Core Viewpoint - The research team led by Zhang Xiaoheng from the University of Chinese Academy of Sciences has developed a groundbreaking method for direct deamination functionalization using N-nitrosamines, which challenges the traditional industrial processes that have been in use for 140 years [1] Summary by Relevant Sections Research Breakthrough - The new method allows for the direct transformation of aromatic amines into various C-X bonds (including carbon-halogen, carbon-oxygen, carbon-nitrogen, and carbon-carbon bonds) through the in-situ formation of N-nitrosamine intermediates under nitric acid mediation, followed by the removal of dinitrogen oxide [1] Industrial Implications - This innovative approach addresses several issues associated with the traditional stepwise strategy, such as the instability and explosive hazards of diazonium salts, significant copper consumption, and limited substrate compatibility [1] Practical Application - The research team has also developed a one-pot deamination cross-coupling strategy, enabling multiple cross-coupling reactions to be completed within the same reaction system by simply adding the corresponding coupling reagents to the deamination intermediate [1] Scalability - The new method can efficiently achieve kilogram-scale synthesis of target products using common laboratory reagents, making it applicable in pharmaceutical and materials manufacturing sectors [1]

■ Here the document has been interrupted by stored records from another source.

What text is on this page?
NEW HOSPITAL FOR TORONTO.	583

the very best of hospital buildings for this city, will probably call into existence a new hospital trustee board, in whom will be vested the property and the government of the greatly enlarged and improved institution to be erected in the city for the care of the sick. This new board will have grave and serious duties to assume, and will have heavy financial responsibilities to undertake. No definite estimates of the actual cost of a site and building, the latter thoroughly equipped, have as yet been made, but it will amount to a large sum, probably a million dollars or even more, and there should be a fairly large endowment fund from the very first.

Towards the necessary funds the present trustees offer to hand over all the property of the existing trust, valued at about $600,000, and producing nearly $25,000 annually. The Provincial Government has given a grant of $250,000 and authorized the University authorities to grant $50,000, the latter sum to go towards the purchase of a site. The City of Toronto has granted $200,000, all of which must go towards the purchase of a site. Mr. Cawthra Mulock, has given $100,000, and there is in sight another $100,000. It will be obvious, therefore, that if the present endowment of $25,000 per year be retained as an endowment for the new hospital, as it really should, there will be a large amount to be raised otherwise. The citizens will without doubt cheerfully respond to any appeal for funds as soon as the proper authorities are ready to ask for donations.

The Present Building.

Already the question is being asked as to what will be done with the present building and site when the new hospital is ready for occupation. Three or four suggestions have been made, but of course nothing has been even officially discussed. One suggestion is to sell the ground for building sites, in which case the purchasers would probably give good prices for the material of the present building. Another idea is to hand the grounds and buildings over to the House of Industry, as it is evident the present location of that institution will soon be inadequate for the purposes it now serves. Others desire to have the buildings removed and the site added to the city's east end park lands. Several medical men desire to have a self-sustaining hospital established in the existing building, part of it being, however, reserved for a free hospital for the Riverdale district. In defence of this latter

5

Core Viewpoint - The article discusses a groundbreaking research published in Nature, which introduces a new method for direct deaminative functionalization using N-nitroamines, providing a safer and more efficient alternative to traditional aromatic amine transformations that rely on hazardous diazonium salts [1][2]. Group 1: Research Breakthrough - The research presents a novel approach that allows for the direct conversion of inert aromatic carbon-nitrogen (C-N) bonds into various important chemical bonds, including carbon-halogen, carbon-oxygen, carbon-nitrogen, and carbon-carbon bonds [1][2]. - This method utilizes common laboratory reagents and enables kilogram-scale synthesis, challenging the traditional processes that have been in use for 140 years [2][3]. Group 2: Industrial Implications - The new strategy is expected to have broad applications in critical fields such as pharmaceuticals and materials manufacturing, offering a safe and economical alternative to the widely used but hazardous aryl diazonium chemistry [2][3]. - The direct deaminative functionalization method simplifies the synthesis process and subsequent functionalization by combining deaminative functionalization with transition metal-catalyzed arylation [2][3]. Group 3: Mechanism and Advantages - Mechanistic studies indicate that the reactivity of the aromatic carbon cation equivalent during the deamination process is typically dominant, highlighting the potential of this method in synthetic chemistry [3]. - The direct deamination approach provides a significant advantage over other deaminative functionalization methods, as it is applicable to a wide range of drug-relevant heteroaryl amines with varying electronic and structural properties [2][3].